Bu davanın yine AİHM’den döneceğini belirten Alataş “Ümit ediyoruz bu yanlış bu haksızlık temyizden dönecektir. Yargıtay’dan dönecektir. AİHM’de ya da Yargıtay’da olsun, biz sonuna kadar her türlü hukuki yola başvurmaya kararlıyız” dedi.        AP ÜYESİ VİNCİ: AB VE AİHM’YE HAKARET

Avrupa Parlamentosu adına duruşmayı izleyen İtalyan Parlamenter Luici Vinci de yaptığı açıklamada, kararın Avrupa Birliği’ne ve AİHM’e “hakaret” olduğunu iddia etti. “Mahkemenin 1994’te verilen ilk kararı tekrarlamak için mücadele ettiğini” ileri süren Vinci, özetle şu görüşleri savundu:

“Sorun burada bitmedi. Demokrasi mücadelesi Türkiye’de de, Avrupa’da da sürecektir. Biz Türkiye hükümetinden ve Türkiye Parlamentosu’ndan bu utanç verici kararı kaldırmalarını istiyoruz. DGM’lerin doğaları gereği tarafsız ve bağımsız yargı organları olduklarını düşünmüyorum. Bunlar antidemokratik biçimde davranan politik mahkemelerdir. DGM’ler varoldukça yargının bağımsızlığından bahsedilemez.” 

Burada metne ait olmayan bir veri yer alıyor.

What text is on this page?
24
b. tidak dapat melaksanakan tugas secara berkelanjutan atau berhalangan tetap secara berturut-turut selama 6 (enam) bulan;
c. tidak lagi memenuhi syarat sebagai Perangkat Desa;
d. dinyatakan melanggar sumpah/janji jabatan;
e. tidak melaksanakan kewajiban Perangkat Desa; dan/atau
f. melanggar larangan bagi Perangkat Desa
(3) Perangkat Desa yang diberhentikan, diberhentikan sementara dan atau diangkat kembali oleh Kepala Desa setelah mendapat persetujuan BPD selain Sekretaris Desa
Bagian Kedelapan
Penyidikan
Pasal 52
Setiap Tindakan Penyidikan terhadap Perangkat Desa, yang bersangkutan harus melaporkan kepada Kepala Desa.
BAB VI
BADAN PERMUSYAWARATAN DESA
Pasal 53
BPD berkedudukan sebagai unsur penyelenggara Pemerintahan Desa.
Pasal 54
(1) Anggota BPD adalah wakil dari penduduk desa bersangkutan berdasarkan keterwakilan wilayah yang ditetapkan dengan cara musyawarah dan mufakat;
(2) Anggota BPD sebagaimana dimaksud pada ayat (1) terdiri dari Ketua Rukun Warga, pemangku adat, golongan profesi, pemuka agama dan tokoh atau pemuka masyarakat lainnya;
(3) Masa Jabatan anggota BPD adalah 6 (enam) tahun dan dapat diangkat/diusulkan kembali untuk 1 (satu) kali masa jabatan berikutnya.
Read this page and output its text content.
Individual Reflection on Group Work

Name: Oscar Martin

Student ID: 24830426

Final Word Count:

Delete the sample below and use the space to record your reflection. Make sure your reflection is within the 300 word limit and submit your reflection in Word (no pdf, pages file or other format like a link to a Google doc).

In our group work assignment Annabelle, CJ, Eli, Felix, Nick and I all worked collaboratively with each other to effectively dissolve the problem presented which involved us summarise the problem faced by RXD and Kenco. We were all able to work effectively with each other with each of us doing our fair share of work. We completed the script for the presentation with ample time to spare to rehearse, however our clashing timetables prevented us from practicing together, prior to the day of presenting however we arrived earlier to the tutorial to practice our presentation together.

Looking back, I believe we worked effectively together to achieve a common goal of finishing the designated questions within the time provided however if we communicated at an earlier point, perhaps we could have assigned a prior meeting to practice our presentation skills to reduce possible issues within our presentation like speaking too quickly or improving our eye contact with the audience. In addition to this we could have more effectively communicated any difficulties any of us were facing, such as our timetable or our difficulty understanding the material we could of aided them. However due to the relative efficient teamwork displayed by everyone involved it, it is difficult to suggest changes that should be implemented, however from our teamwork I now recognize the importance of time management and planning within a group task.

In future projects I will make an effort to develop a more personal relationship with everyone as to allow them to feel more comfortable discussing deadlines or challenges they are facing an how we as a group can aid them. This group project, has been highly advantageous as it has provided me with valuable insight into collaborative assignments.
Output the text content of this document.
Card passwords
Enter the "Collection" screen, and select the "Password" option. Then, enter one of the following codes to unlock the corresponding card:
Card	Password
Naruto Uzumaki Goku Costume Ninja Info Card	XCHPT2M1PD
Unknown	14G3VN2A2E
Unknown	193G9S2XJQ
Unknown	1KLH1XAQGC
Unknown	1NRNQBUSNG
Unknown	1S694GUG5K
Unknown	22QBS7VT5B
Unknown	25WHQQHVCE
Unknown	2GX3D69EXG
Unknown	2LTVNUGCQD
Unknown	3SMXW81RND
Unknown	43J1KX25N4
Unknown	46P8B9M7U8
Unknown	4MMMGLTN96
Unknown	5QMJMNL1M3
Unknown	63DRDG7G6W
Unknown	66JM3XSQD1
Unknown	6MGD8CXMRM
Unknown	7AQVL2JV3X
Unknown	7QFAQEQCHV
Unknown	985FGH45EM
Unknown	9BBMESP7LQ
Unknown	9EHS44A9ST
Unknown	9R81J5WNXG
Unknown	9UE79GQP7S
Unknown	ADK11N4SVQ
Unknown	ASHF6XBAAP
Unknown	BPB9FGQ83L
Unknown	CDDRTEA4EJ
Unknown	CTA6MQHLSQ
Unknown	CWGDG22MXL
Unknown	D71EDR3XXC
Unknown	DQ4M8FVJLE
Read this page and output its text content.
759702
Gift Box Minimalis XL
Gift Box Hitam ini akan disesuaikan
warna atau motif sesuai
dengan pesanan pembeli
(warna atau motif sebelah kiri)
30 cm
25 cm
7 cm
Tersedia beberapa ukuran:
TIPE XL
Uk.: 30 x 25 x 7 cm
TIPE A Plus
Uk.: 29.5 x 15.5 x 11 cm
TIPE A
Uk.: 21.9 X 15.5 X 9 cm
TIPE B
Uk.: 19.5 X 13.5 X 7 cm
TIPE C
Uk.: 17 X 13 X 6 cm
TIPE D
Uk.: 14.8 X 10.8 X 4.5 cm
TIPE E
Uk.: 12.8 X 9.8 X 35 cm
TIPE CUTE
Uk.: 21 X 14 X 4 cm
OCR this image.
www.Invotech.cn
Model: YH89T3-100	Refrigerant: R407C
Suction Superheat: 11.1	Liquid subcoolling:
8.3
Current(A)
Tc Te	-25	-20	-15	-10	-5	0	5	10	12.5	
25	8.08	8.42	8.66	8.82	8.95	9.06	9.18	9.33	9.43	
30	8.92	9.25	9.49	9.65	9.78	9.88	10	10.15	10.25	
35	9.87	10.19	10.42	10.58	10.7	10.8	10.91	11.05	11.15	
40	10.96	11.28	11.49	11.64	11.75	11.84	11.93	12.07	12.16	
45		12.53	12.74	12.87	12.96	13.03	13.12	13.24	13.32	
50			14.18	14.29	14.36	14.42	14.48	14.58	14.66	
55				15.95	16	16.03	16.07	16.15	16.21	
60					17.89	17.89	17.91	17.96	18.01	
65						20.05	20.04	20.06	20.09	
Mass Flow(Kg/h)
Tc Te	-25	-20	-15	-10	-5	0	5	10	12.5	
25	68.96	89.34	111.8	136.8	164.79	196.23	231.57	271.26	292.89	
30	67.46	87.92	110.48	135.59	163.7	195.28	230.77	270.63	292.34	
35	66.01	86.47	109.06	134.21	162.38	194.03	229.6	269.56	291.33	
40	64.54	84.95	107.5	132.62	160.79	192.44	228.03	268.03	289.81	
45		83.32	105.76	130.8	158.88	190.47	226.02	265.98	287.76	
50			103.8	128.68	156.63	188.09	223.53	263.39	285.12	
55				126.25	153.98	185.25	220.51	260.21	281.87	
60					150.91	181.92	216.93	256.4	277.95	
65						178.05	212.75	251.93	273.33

Türkiye’nin AB adaylığına değinen Vinci, gerekli düzenlemelerin yapılarak Türkiye’nin AB’ye sivil ve demokratik bir ülke olarak girmesi gerektiğini söyledi. Vinci, bu yıl sonuna kadar insan hakları ve demokrasi alanındaki gelişmeleri objektif bir şekilde gözlemleyeceklerini kaydetti. Uluslararası Avukat ve Yargıçların Bağımsızlığı Merkezi Üyesi Avukat Stewart Kerr de yaptığı açıklamada, “yeniden yargılama boyunca hukuki yönden birçok eksiklik tespit ettiklerini, bunların başında savcının konumu, DEP’lilerin serbest bırakılmaması ve kanıtların değerlendirilmemesinin geldiğini” söyledi.